L’arte pittorica, con la sua capacità espressiva che spesse volte può superare di gran lunga quella del racconto orale o scritto, impedisce di cadere in questo equivoco. Ecco così che le diverse opere presentate e analizzate magistralmente da Micaela Soranzo nel presente volume dicono che quanto è narrato dai vangeli è assolutamente reale, non è una fiction o un pio racconto. Per questo – scrive l’Autrice – «la crocifissione è il tema centrale dell’iconografia cristiana». Per questo, ancora, viene osservato da Soranzo, «la Crocifissione appare più frequentemente, sin dai primi secoli del cristianesimo, come raffigurazione isolata, secondo la formula breve dei Vangeli “lo crocifissero” o più raramente accanto alla scena della resurrezione». Isolata, per quanto possiamo comprendere, perché centrale.

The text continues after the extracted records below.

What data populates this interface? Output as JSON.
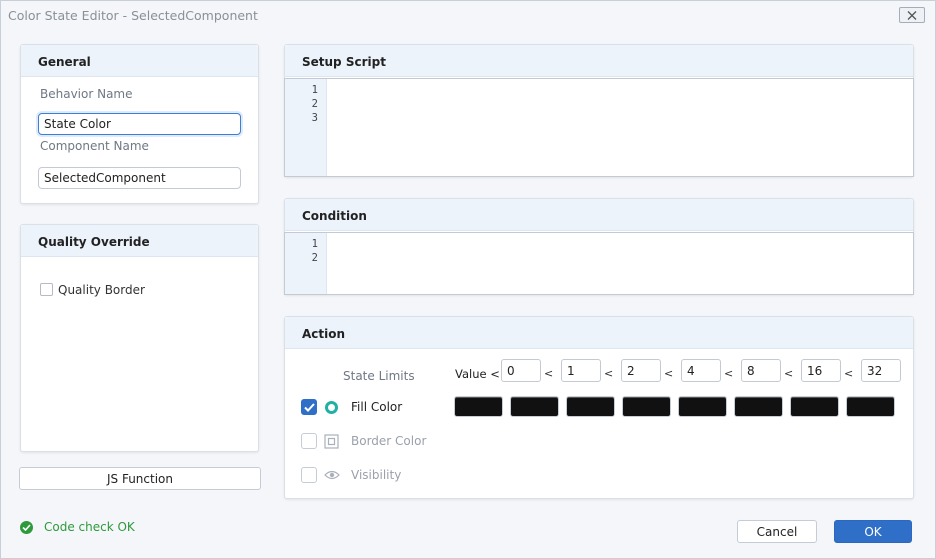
{
  "window": {
    "title": "Color State Editor - SelectedComponent"
  },
  "general": {
    "header": "General",
    "behavior_label": "Behavior Name",
    "behavior_value": "State Color",
    "component_label": "Component Name",
    "component_value": "SelectedComponent"
  },
  "quality": {
    "header": "Quality Override",
    "border_label": "Quality Border",
    "border_checked": false
  },
  "js_function": "JS Function",
  "setup": {
    "header": "Setup Script",
    "lines": [
      "1",
      "2",
      "3"
    ]
  },
  "condition": {
    "header": "Condition",
    "lines": [
      "1",
      "2"
    ]
  },
  "action": {
    "header": "Action",
    "state_limits_label": "State Limits",
    "value_prefix": "Value <",
    "separator": "<",
    "limits": [
      "0",
      "1",
      "2",
      "4",
      "8",
      "16",
      "32"
    ],
    "fill_color": {
      "label": "Fill Color",
      "checked": true,
      "icon": "ring-icon"
    },
    "border_color": {
      "label": "Border Color",
      "checked": false,
      "icon": "square-frame-icon"
    },
    "visibility": {
      "label": "Visibility",
      "checked": false,
      "icon": "eye-icon"
    },
    "swatches": [
      "#111111",
      "#111111",
      "#111111",
      "#111111",
      "#111111",
      "#111111",
      "#111111",
      "#111111"
    ]
  },
  "status": {
    "text": "Code check OK",
    "color": "#2e9a3c"
  },
  "buttons": {
    "cancel": "Cancel",
    "ok": "OK"
  },
  "colors": {
    "accent": "#2f6fc8",
    "teal": "#1fb1a6"
  }
}
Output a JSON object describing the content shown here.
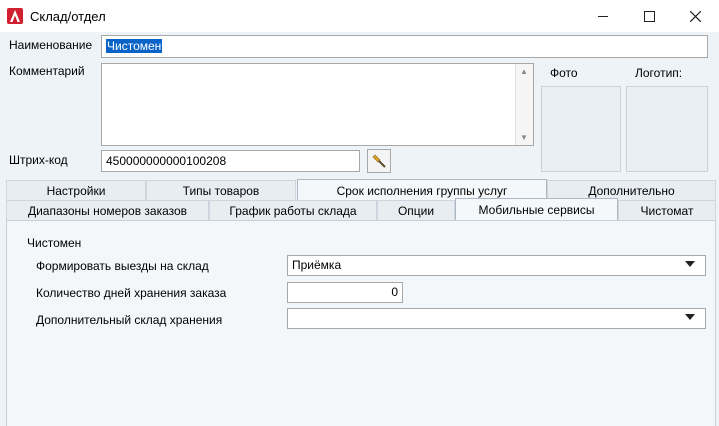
{
  "window": {
    "title": "Склад/отдел",
    "minimize": "—",
    "maximize": "☐",
    "close": "✕"
  },
  "form": {
    "name_label": "Наименование",
    "name_value": "Чистомен",
    "comment_label": "Комментарий",
    "comment_value": "",
    "barcode_label": "Штрих-код",
    "barcode_value": "450000000000100208",
    "photo_label": "Фото",
    "logo_label": "Логотип:"
  },
  "tabs_row1": [
    {
      "label": "Настройки"
    },
    {
      "label": "Типы товаров"
    },
    {
      "label": "Срок исполнения группы услуг"
    },
    {
      "label": "Дополнительно"
    }
  ],
  "tabs_row2": [
    {
      "label": "Диапазоны номеров заказов"
    },
    {
      "label": "График работы склада"
    },
    {
      "label": "Опции"
    },
    {
      "label": "Мобильные сервисы"
    },
    {
      "label": "Чистомат"
    }
  ],
  "active_tab": "Мобильные сервисы",
  "panel": {
    "group_title": "Чистомен",
    "trips_label": "Формировать выезды на склад",
    "trips_value": "Приёмка",
    "days_label": "Количество дней хранения заказа",
    "days_value": "0",
    "extra_label": "Дополнительный склад хранения",
    "extra_value": ""
  },
  "colors": {
    "selection": "#0a64c8",
    "logo_red": "#d01f2e"
  },
  "icons": [
    "app-logo-icon",
    "minimize-icon",
    "maximize-icon",
    "close-icon",
    "barcode-generate-icon",
    "chevron-down-icon"
  ]
}
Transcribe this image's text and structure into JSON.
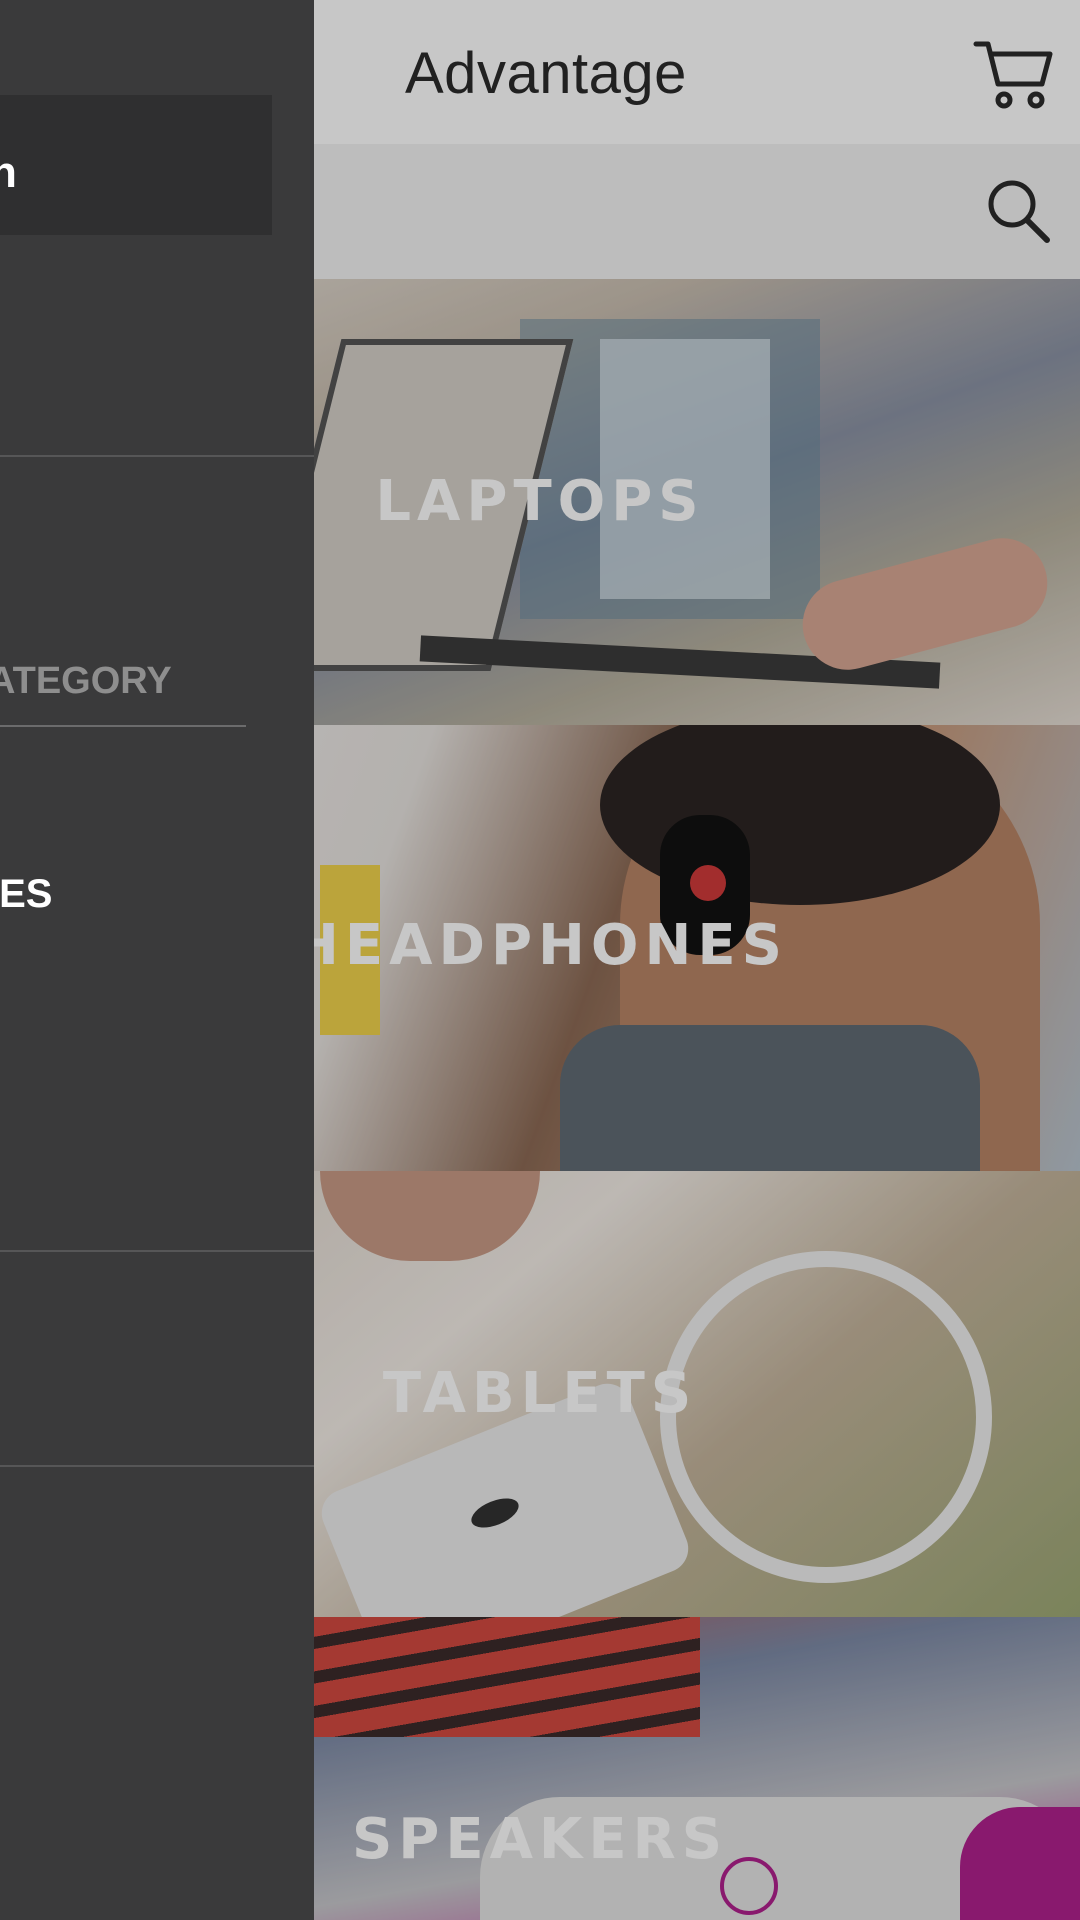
{
  "app": {
    "title": "Advantage"
  },
  "categories": [
    {
      "label": "LAPTOPS"
    },
    {
      "label": "HEADPHONES"
    },
    {
      "label": "TABLETS"
    },
    {
      "label": "SPEAKERS"
    }
  ],
  "drawer": {
    "header_text": "n",
    "category_label": "ATEGORY",
    "selected_item": "IES"
  },
  "icons": {
    "cart": "shopping-cart-icon",
    "search": "search-icon"
  },
  "colors": {
    "drawer_bg": "#3a3a3b",
    "drawer_header_bg": "#2f2f30",
    "topbar_bg": "#ffffff",
    "searchbar_bg": "#f3f3f3"
  }
}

L’arte pittorica però non solo distingue e isola – come con la scena della crocifissione – quello che ritiene determinante: in vari modi, confonde e unisce. Vogliamo dire che le quattro passioni canoniche (dei vangeli che la Chiesa ha riconosciuto autentici, senza così contare racconti antichi e importanti della passione di Gesù come il Vangelo di Pietro o il Vangelo di Nicodemo – con gli Atti di Pilato, ecc.) sono viste come un unico insieme. Non è così in origine, e infatti le quattro passioni di Matteo, Marco, Luca e Giovanni si distinguono in modo assolutamente chiaro.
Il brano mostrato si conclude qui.